I think we might have turned a corner with Charleston this month! We had a very rocky start to his third year, but a combination of a less crazy schedule and more hands-on parenting (inspired by this book as well as this one) seems to be working its magic, and my sweet, eager-to-please son has returned. He’s also kept life interesting with his hilarious commentary! 

+ “What is the post office doctor going to do when he looks at my teeth?” (For some reason, he was of the opinion that the dentist was located in our post office.)

+ “I’m good at programming, but I’m not as good at making money as daddy. He makes much more money than me.”

+ “Is a sister a girl? Right! I want to get a girl for a sister because I LOVE girls! And I want to name her Hudson.”

+ “I don’t want to watch the whole movie, I really just want to watch the credits.” (And he did make us sit through the credits before he’d let us start the movie from the beginning.)

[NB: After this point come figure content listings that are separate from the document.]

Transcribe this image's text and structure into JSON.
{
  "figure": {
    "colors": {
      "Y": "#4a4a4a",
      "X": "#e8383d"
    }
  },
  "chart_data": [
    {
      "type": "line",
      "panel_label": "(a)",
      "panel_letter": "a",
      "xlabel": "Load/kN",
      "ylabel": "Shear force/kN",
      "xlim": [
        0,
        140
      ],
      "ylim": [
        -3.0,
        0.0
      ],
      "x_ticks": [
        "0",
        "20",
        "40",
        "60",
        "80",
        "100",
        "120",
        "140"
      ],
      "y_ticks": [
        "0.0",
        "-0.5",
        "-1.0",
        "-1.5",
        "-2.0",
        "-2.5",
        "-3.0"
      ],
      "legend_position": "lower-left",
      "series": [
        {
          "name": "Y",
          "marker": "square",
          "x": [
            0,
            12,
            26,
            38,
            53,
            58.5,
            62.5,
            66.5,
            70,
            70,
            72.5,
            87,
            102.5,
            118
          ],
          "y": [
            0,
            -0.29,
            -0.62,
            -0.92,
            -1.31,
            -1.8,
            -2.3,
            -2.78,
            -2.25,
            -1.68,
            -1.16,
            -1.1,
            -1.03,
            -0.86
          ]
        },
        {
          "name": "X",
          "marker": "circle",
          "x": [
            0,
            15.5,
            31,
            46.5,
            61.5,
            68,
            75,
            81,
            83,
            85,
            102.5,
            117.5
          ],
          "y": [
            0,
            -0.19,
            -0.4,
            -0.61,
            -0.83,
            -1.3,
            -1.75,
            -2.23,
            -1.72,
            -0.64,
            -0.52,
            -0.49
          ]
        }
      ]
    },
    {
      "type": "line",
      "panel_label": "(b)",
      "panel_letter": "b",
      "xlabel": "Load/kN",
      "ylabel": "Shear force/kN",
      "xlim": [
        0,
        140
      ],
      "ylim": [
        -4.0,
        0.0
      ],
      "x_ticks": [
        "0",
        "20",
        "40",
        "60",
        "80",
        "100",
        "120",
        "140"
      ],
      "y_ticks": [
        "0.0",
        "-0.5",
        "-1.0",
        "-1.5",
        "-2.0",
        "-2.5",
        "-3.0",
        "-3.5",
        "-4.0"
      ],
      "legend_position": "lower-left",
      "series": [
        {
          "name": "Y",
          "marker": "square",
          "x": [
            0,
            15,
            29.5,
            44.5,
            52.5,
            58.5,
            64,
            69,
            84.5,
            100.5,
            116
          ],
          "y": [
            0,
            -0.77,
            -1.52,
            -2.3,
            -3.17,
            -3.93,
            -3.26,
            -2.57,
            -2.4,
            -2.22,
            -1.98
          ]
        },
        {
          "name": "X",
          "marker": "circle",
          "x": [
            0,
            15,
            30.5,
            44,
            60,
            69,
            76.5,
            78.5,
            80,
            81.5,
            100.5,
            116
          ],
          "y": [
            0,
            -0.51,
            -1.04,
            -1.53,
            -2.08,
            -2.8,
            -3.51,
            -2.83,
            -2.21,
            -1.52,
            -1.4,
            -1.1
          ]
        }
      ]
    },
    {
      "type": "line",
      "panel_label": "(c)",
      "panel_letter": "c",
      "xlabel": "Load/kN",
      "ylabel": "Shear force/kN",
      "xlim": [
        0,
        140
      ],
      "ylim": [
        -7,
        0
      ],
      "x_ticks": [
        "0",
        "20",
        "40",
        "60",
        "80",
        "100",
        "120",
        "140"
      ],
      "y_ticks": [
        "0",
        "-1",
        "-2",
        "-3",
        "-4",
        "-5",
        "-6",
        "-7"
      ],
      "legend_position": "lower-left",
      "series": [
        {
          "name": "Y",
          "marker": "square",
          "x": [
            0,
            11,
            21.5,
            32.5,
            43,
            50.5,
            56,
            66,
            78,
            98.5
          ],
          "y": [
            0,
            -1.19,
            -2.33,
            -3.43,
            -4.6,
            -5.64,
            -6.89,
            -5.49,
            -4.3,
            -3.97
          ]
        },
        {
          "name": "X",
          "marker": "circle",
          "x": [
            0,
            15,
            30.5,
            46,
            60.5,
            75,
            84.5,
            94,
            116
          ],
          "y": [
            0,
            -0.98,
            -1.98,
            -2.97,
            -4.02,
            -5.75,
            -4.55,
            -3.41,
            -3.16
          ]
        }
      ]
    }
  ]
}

+ “Why do your ears have holes for your earrings? Did God just make them that way?”

+ “I have an idea for how we can get Sunnybird back. Maybe we can just go up to Heaven and get him and bring him back to our home.”

+ “I wish that my friend wouldn’t be naughty on the playground. He needs to take playgrounds lessons so that he knows how to behave.”

+ “Mom and Dad, I really liked it when I married you guys.” (We eventually determined he was referring to being in his aunt’s wedding with us. When we exclaimed that he had not married us, he stated “but I’m going to marry that guy in tía’s belly.” He couldn’t understand why he probably won’t be marrying his cousin.)

+ “Mom, can you tell me a story about Jesus?” I proceeded to tell him a kid-friendly version of the Easter story. When I finished, he looked at me with a face of astonishment and said, “Wow! That’s a crazy story!”

+ “Did somebody say POOP?!” (This, dozens of times per day. Including to the cashier at Sprouts. We’ve reached the potty humor stage, that’s for sure!)


This month we finally transitioned Charleston’s crib into a toddler bed. The change was long overdue (he turned three in January), but we weren’t in a hurry because the crib was going unused! We’d never planned to be a cosleeping family, it’s just something that happened during those hazy newborn days. . . three years later, and Luke and I just haven’t felt the need to kick Charleston out of our bed. Until a couple of months ago, Charleston was napping in his crib, and sometimes spending the early hours of the night there, too. Lately, though, he was refusing to sleep anywhere other than Mom and Dad’s bed, and we thought a Big Boy Bed might make his room more appealing.

I was surprisingly sentimental over this big milestone (was it really even a milestone if the crib had already been abandoned much earlier?), but Charleston was excited about the change. And he loves his new bed! That is, he loves playing on it, jumping off of it, and reading in it. Sleeping in it is a different story. He is napping there, so that’s a step! But he hasn’t spent more than a few hours in it at night, and is usually headed to our bed within minutes of bedtime. (Photo evidence below.) For now, we are totally fine with it. These years of family snuggles will be gone before we know it, and I want to soak up every minute that we can. 

We had a pretty mellow Mother’s Day. My boys let me sleep in until 10:00(!), and when it was time to get up, Charleston woke me with a hug and a beautiful card that he and Luke had made.  We went to the late service at church, where all the moms were given long-stem roses and Charleston made me another adorable card.

When we came home, I got to open my present (a Rumba!). Then we headed to Luke’s parents’ house to spend the afternoon with his parents and sister. We ate lunch, the dogs roamed the yard, and Charleston scootered to his heart’s content. It was a nice and relaxing day, and a great time of reflecting on my motherhood journey over the last few years. This is my fourth Mother’s Day as a mom, but each year I still pinch myself, hardly able to believe that after years of longing, I get to claim this holiday as my own. I am so incredibly blessed to be Charleston’s mom. 

And that’s about it for May’s excitement. Like I said at the top, it was a blessedly low-key month. How about you, what were the highlights of your May?

As always, I’m linking up with Leigh Kramer to share what we are into this month!